Abdala Buzar, meu pai, levava para os bailes
dezenas de caixas de rodó, para prazerosamente lançá-los nos olhos das pessoas
que ficavam dentro e fora dos bailes. Ele priorizava as mulheres que se
acotovelavam no chamado “sereno” da festa, de onde e com os olhos atentos,
espionavam os foliões que tentavam burlar as regras da moral itapecuruense,
que, no dia seguinte, transformavam-se em futricas e ganhavam repercussão por
causa do boca a boca.
A animação musical da festa era entregue ao maestro
Joaquim Araújo, encarregado de recrutar e ensaiar os músicos da cidade para que
nos bailes se mostrassem afinados e aptos à execução de sambas e marchas
conhecidas, fáceis de cantar e sem duplo sentido, tais como Aurora, Chiquita
Bacana, Jardineira, Lero lero, Nós os carecas, O teu cabelo não nega, Zé
Pereira, Pirata da perna de pau, Tem gato na tuba, Taí, Tomara que chova, Daqui
não saio, Cordão dos puxa-sacos, Linda morena e Touradas em Madri.

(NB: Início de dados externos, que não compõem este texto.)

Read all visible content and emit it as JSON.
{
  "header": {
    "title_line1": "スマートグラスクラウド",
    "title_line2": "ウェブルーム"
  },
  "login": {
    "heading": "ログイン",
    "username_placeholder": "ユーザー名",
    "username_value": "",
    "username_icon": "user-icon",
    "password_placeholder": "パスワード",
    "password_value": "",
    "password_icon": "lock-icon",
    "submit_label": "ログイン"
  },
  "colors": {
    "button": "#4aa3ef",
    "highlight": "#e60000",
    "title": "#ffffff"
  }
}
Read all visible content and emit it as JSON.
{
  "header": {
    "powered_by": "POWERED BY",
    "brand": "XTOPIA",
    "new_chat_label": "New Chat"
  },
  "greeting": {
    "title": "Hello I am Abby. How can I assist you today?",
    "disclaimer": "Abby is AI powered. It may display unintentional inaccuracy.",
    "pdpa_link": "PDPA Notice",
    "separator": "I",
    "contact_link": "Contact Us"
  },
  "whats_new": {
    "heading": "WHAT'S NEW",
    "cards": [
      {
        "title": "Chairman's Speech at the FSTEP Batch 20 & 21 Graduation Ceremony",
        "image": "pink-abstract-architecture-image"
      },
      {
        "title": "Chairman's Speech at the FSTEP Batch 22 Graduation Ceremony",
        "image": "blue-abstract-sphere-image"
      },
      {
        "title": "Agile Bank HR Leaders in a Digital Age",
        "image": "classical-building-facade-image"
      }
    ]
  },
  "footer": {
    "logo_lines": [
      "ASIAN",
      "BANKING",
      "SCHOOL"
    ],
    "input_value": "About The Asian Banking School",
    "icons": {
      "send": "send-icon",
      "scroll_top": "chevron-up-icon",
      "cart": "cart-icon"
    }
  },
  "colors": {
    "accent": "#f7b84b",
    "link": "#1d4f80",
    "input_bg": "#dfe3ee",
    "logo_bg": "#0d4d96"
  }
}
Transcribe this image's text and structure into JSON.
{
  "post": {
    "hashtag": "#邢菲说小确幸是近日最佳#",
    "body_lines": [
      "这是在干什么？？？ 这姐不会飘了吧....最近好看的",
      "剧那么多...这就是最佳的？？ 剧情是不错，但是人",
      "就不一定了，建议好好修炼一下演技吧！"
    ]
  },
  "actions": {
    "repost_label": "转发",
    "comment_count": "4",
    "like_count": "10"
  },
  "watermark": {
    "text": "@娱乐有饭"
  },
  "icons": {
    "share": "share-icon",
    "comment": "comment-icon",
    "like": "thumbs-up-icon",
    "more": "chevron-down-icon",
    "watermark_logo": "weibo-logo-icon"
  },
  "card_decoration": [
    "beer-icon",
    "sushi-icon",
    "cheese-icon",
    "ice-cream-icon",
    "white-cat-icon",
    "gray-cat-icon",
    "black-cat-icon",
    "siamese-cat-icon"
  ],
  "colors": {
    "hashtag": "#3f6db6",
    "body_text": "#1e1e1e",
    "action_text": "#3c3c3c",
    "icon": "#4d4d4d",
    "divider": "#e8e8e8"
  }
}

Nas noitadas carnavalescas, consumiam-se bebidas
quentes- vermutes, martinis e conhaques, e frias- cervejas e refrigerantes.
Bebidas refinadas, tipo whisky, nem pensar. Ninguém ficava de porre.
Além dos “bailes de primeira”, assim chamados por
reunir a elite da cidade, não devem ser esquecidos os “bailes de segunda e de
terceira”. Os “bailes de segunda”, freqüentados também por famílias, mas
discriminadas por causa da cor da pele e da renda, realizavam-se na casa do
marceneiro Bruno Guterres e animados pela banda musical do maestro Pedro
Maranhão. Os “bailes de terceira” eram promovidos nas casas voltadas para a
prostituição, sendo as mais famosas as pensões da Apolônia e de Maria de
Taxoxa, animados pelos músicos Joca Aranha e Sinhô do Costa.
Quanto ao carnaval de rua, brilhava pela
espontaneidade e participação popular. As brincadeiras concentravam-se na Praça
da Cruz e giravam em torno de grupos que se organizavam em blocos ou formavam
as batucadas. Havia os blocos de homens e de mulheres, que desfilavam com
roupas simples e coloridas, e bailavam ao som dos instrumentos de percussão. Os
blocos não deixavam de cumprir uma antiga tradição carnavalesca: entravam nas
residências particulares, onde eram festivamente recebidos e aos seus
integrantes serviam-se lanches e bebidas, de preferência, as alcoólicas.
Além dos blocos e das batucadas, outras figuras
também chamavam as atenções da comunidade, que se acotovelava nas ruas e praças
desde as primeiras da tarde: os mascarados, solitários ou agrupados. As
crianças corriam atrás deles com o propósito de identificá-los.
Não posso terminar esse relato sem falar de uma figura humana que se constituía em atração no carnaval de Itapecuru : o comerciante e político Abdala Buzar. Chovesse ou fizesse sol, vestia-se de mulher e entrava nas casas dos amigos e correligionários para banhá-los de pó. Ninguém se zangava. A casa paroquial era parada obrigatória, para uma visita carinhosa ao padre José Albino Campos, que o recebia fraternalmente. Certa feita ali encontrou o arcebispo do Maranhão, dom José Delgado, seu dileto amigo. Não titubeou em cobri-lo literalmente de pó, fazendo a batina preta mudar de cor e ficar branca. O prelado reagiu a tudo aquilo com risos e alegria.